Secara bahasa, Imkanur Rukyat adalah
mempertimbangkan kemungkinan terlihatnya hilal. Secara praktis, Imkanur Rukyat
dimaksudkan untuk menjembatani metode rukyat dan metode hisab.Terdapat 3
kemungkinan kondisi.
- Ketinggian hilal kurang dari 0 derajat. Dipastikan hilal tidak dapat dilihat sehingga malam itu belum masuk bulan baru. Metode rukyat dan hisab sepakat dalam kondisi ini.
- Ketinggian hilal lebih dari 2 derajat. Kemungkinan besar hilal dapat dilihat pada ketinggian ini. Pelaksanaan rukyat kemungkinan besar akan mengkonfirmasi terlihatnya hilal. Sehingga awal bulan baru telah masuk malam itu. Metode rukyat dan hisab sepakat dalam kondisi ini.
- Ketinggian hilal antara 0 sampai 2 derajat. Kemungkinan besar hilal tidak dapat dilihat secara rukyat. Tetapi secara metode hisab hilal sudah di atas cakrawala. Jika ternyata hilal berhasil dilihat ketika rukyat maka awal bulan telah masuk malam itu. Metode rukyat dan hisab sepakat dalam kondisi ini. Tetapi jika rukyat tidak berhasil melihat hilal maka metode rukyat menggenapkan bulan menjadi 30 hari sehingga malam itu belum masuk awal bulan baru. Dalam kondisi ini rukyat dan hisab mengambil kesimpulan yang berbeda.
Meski demikian ada juga yang
berpikir bahwa pada ketinggian kurang dari 2 derajat hilal tidak mungkin dapat
dilihat. Sehingga dipastikan ada perbedaan penetapan awal bulan pada kondisi
ini.Hal ini terjadi pada penetapan 1 Syawal 1432 H / 2011 M.
Di Indonesia, secara tradisi pada petang hari pertama sejak terjadinya
ijtimak (yakni setiap tanggal 29 pada bulan berjalan), Pemerintah Republik
Indonesia melalui Badan Hisab Rukyat (BHR) melakukan kegiatan rukyat
(pengamatan visibilitas hilal), dan dilanjutkan dengan Sidang Itsbat, yang
memutuskan apakah pada malam tersebut telah memasuki bulan (kalender) baru,
atau menggenapkan bulan berjalan menjadi 30 hari. Prinsip Imkanur-Rukyat
digunakan antara lain oleh Persis
Di samping metode Imkanur Rukyat di
atas, juga terdapat kriteria lainnya yang serupa, dengan besaran sudut/angka
minimum yang berbeda.
Rukyat
Global
Rukyat Global adalah kriteria
penentuan awal bulan (kalender) Hijriyah yang menganut prinsip bahwa: jika satu
penduduk negeri melihat hilal, maka penduduk seluruh negeri berpuasa (dalam
arti luas telah memasuki bulan Hijriyah yang baru) meski yang lain mungkin
belum melihatnya. Prinsip ini antara lain dipakai oleh Hizbut
Tahrir Indonesia.
Perbedaan
Kriteria
Metode penentuan kriteria penentuan
awal Bulan Kalender Hijriyah yang berbeda seringkali menyebabkan perbedaan
penentuan awal bulan, yang berakibat adanya perbedaan hari melaksanakan ibadah
seperti puasa Ramadhan atau Hari Raya Idul Fitri.

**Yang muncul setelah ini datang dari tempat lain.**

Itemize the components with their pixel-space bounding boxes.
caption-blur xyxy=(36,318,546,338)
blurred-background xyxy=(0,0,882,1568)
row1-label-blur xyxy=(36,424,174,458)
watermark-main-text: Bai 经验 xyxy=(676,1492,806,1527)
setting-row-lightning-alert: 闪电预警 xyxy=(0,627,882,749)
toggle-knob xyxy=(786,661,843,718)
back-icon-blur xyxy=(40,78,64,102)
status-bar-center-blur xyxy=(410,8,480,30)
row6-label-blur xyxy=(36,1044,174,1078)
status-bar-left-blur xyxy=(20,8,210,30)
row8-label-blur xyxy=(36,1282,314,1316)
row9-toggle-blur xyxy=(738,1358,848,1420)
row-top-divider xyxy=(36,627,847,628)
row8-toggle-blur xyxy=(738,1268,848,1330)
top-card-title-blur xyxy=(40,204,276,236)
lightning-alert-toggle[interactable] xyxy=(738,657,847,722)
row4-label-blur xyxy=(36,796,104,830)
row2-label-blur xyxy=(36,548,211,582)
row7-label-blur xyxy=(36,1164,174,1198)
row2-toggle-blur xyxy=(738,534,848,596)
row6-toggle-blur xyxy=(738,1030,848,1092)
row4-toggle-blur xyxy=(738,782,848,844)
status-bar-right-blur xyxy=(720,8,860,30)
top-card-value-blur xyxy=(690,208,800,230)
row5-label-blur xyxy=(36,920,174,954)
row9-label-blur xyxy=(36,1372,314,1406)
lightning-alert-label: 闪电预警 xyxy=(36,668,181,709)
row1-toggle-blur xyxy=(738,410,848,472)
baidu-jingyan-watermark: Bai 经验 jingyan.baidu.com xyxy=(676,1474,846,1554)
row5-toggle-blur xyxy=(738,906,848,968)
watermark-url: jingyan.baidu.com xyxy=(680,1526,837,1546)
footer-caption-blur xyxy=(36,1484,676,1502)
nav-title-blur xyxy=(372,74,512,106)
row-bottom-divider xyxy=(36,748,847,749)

Di Indonesia, perbedaan tersebut
pernah terjadi beberapa kali. Pada tahun 1992 (1412 H), ada yang berhari raya Jumat (3
April) mengikuti Arab
Saudi, yang Sabtu (4
April) sesuai hasil rukyat NU, dan ada
pula yang Minggu (5 April)
mendasarkan pada Imkanur Rukyat. Penetapan awal Syawal juga pernah mengalami
perbedaan pendapat pada tahun 1993
dan 1994.Pada tahun 2011 juga terjadi perbedaan yang menarik. Dalam
kalender resmi Indonesia sudah tercetak bahwa awal Syawal adalah 30 Agustus
2011. Tetapi sidang isbat memutuskan awal Syawal berubah menjadi 31 Agustus
2011. Sementara itu, Muhammadiyah tetap pada pendirian semula awal Syawal jatuh
pada 30 Agustus 2011. Hal yang sama terjadi pada tahun 2012, dimana awal bulan
Ramadhan ditetapkan Muhammadiyah tanggal 20 Juli 2012, sedangkan sidang isbat
menentukan awal bulan Ramadhan jatuh pada tanggal 21 Juli 2012. Namun,
Pemerintah Indonesia mengkampanyekan bahwa perbedaan tersebut hendaknya tidak
dijadikan persoalan, tergantung pada keyakinan dan kemantapan masing-masing,
serta mengedepankan toleransi terhadap suatu perbedaan.